Attack on increased jurisdiction of Syariah courts unconstitutional and an affront to religious liberty by Azril Md.Amin
Published in The Malay Mail Online. June 1 — The Centre for Human Rights Research and Advocacy (CENTHRA) reads with deep concern the joint statement by the Joint Action Group for Gender Equality (JAG) with regards to the Private Member’s Bill tabled by YB Dato’ Seri Haji Abdul Hadi Awang, Member of Parliament for Marang seeking to amend the Syariah Courts (Criminal Jurisdiction) Act 1965 (Amended 1984) to enable the increase of punishments meted out by the Syariah courts (Increasing powers of Syariah Courts may lead to rights violations, MalaysiaKini, 31 May 2016).

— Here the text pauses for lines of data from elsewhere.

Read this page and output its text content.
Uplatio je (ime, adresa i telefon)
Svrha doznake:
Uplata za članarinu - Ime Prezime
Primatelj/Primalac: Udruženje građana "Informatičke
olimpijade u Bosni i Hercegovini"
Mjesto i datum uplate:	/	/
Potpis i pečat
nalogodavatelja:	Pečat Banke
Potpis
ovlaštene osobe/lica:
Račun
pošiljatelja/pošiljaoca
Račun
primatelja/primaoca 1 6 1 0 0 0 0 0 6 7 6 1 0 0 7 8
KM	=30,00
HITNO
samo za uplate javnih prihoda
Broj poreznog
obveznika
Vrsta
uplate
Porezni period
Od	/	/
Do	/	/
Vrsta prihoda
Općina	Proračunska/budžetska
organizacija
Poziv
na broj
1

We note that the joint statement contains several factually inaccurate assertions as well as downright false and misleading claims, not to mention baseless accusations regarding the proposed Bill in particular, as well as the administration of criminal justice by the Syariah judiciary in general, which we feel compelled to address as well as redress, if only to put in proper perspective the issues surrounding this debate, considering, to borrow the statement’s own words, the level of debate this has generated in the public sphere.

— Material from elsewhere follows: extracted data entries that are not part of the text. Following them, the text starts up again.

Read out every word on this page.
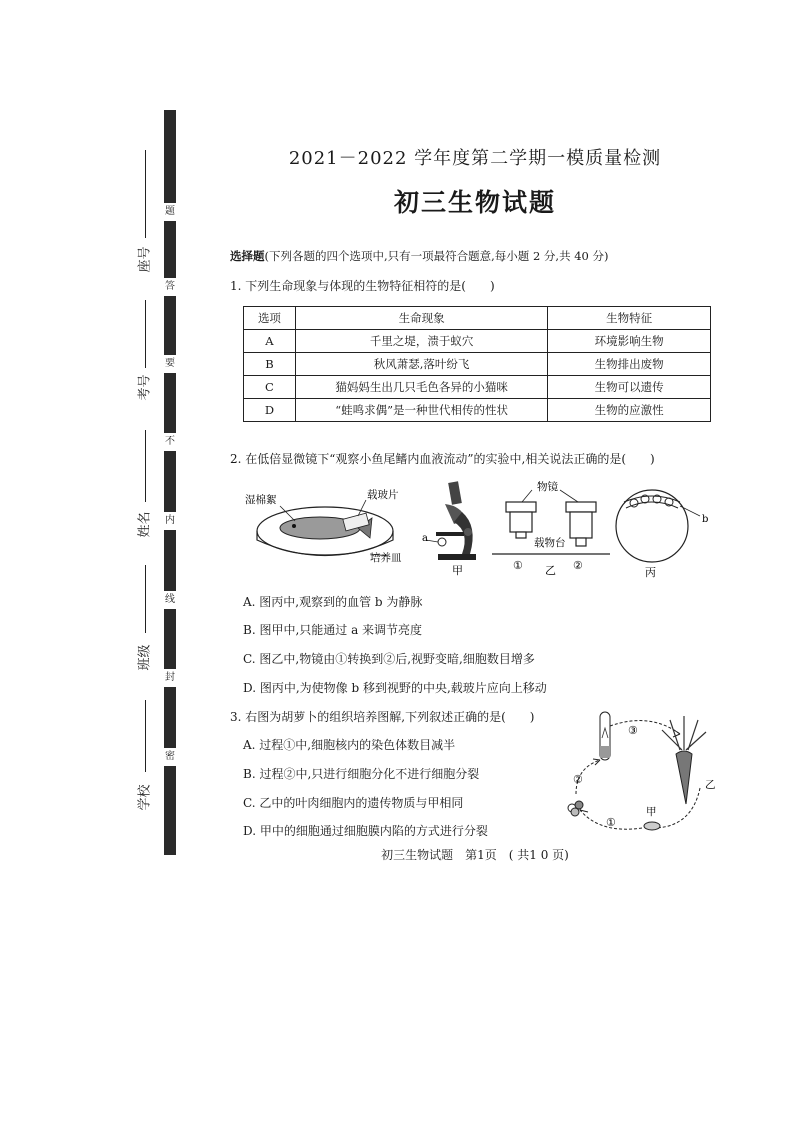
题
答
要
不
内
线
封
密
座号
考号
姓名
班级
学校
2021－2022 学年度第二学期一模质量检测
初三生物试题
选择题(下列各题的四个选项中,只有一项最符合题意,每小题 2 分,共 40 分)
1. 下列生命现象与体现的生物特征相符的是(　　)
选项	生命现象	生物特征
A	千里之堤，溃于蚁穴	环境影响生物
B	秋风萧瑟,落叶纷飞	生物排出废物
C	猫妈妈生出几只毛色各异的小猫咪	生物可以遗传
D	“蛙鸣求偶”是一种世代相传的性状	生物的应激性
2. 在低倍显微镜下“观察小鱼尾鳍内血液流动”的实验中,相关说法正确的是(　　)
湿棉絮	载玻片
培养皿
a
甲
物镜
载物台
① 乙 ②
b
丙
A. 图丙中,观察到的血管 b 为静脉
B. 图甲中,只能通过 a 来调节亮度
C. 图乙中,物镜由①转换到②后,视野变暗,细胞数目增多
D. 图丙中,为使物像 b 移到视野的中央,载玻片应向上移动
3. 右图为胡萝卜的组织培养图解,下列叙述正确的是(　　)
A. 过程①中,细胞核内的染色体数目减半
B. 过程②中,只进行细胞分化不进行细胞分裂
C. 乙中的叶肉细胞内的遗传物质与甲相同
D. 甲中的细胞通过细胞膜内陷的方式进行分裂
③
②
①
甲
乙
初三生物试题　第1页　( 共1 0 页)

First of all, the implied claim by JAG that the tabling of the Private Members’ Bill was undemocratic, not transparent and should have been subjected to public consultation is unwarranted and illogical given that in a Westminster-based constitutional system such as ours, such a move is not practical given the time constrains involved. We remind JAG that the Bill is not based on any proposal or legislative programme but a Private Members’ Bill, and duly elected Members of Parliament are free to bring forth Bills before the chamber of the House they were elected to without subjecting the same to any consultation process, especially given that the prerogative of whether such Bills are approved for tabling lies with the Speaker of the House. In the United Kingdom House of Commons, for example, hundreds of Private Members’ Bills are presented for tabling for every session and if all such Bills were to require public consultation prior to their tabling then parliamentary business would never be finished. We believe that the confusion took place because such Private Members’ Bill was the first kind of its nature in the history of our Parliament.

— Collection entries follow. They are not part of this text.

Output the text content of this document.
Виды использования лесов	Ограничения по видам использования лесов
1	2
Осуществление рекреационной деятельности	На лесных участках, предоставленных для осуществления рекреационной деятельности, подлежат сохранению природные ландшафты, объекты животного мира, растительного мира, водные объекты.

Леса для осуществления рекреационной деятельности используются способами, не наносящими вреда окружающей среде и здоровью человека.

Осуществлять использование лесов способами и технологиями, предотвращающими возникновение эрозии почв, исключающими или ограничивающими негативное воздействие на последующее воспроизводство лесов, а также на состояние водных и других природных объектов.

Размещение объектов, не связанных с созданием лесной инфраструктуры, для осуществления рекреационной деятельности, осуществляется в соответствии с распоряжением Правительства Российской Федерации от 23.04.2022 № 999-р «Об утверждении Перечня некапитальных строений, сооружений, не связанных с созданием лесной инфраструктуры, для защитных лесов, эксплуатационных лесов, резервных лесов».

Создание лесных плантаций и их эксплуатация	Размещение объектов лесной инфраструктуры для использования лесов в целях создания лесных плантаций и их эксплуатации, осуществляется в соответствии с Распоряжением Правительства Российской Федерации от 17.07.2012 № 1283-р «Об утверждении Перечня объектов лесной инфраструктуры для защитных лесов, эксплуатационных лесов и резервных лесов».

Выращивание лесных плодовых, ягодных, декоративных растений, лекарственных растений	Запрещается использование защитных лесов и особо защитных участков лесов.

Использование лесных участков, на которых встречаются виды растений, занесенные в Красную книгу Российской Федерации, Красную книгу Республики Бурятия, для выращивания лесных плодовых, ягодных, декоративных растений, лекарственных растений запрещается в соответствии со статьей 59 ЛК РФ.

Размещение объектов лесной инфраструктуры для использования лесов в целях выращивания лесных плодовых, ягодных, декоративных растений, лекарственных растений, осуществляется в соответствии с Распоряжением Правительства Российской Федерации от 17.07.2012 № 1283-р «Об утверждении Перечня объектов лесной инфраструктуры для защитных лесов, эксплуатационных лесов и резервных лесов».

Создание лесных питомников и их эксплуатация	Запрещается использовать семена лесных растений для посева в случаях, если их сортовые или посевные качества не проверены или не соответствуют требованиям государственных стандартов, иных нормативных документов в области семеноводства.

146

Secondly, with respect to the so-called “Malaysian interpretation” and the absence of guarantees in the way Syariah-sanctioned whippings are administered in other countries, we point out that the Bill is tabled before the Parliament of Malaysia, and if passed would become law in Malaysia. As such, sheer logic alone necessarily entails that the “Malaysian interpretation” would most definitely apply, regardless of the practice in other countries, which has absolutely no bearing on this matter whatsoever. JAG has also failed to adduce any example or evidence where present Syariah laws have been applied in a discriminatory fashion leading to victimization.
Regarding the role of the state in enforcing the precepts of Islam, we again remind JAG that this is sanctioned by no less the Constitution itself, which by virtue of Article 4(1) thereof, is the nation’s highest law. Article 3(1) of the Constitution states that Islam is the religion of the Federation. This is to be read with Schedule 4 of the Constitution containing the oath of the Yang di-Pertuan Agong (YDPA) pursuant to Articles 32 and 37 thereof, which mandates that the YDPA must at all times protect the religion of Islam and uphold the rule of law. This reading is further fortified by the Herald’s Case  8 CLJ 890 which states that Article 3 is no mere declaration, but imposes a “positive obligation” on the Malaysian State to protect, defend and promote Islam and its injunctions by appropriate state action, which necessarily includes conferring already existing Syariah courts with the necessary jurisdiction to carry out the injunctions of Islam.
Lastly, JAG should be chastised for making more baseless claims that increasing punishment places a temporary bandage on open wounds, causes more societal harm in the long run and is not in accordance with the compassionate and merciful nature of Islam. It is trite that any criminal justice system, and not just one based on Islam, is meant to subject perpetrators of crimes to justice, and not just the restorative sort but also of the retributive as well as preventive kind as well. While we concede there are existing weaknesses in administration that may lead to abuse, it is submitted that this may be dealt with effectively by taking into account their presence with a view to rectifying the same, and not by simply doing away altogether with a criminal justice system based on Islam, which is the religion of the majority of the population, and more so one that has existed in this land since ancient times prior to the introduction of the British inspired civil criminal justice.
Indeed doing so would lead to degradation of human rights, and erode in particular the religious liberty of citizens professing the religion of Islam, which is specifically protected by Article 11(1) of the Constitution, and is wholly incompatible with the goal of upholding human rights in Malaysia.
Azril Mohd Amin is a lawyer and Chief Executive of Centre for Human Rights Research and Advocacy (CENTHRA).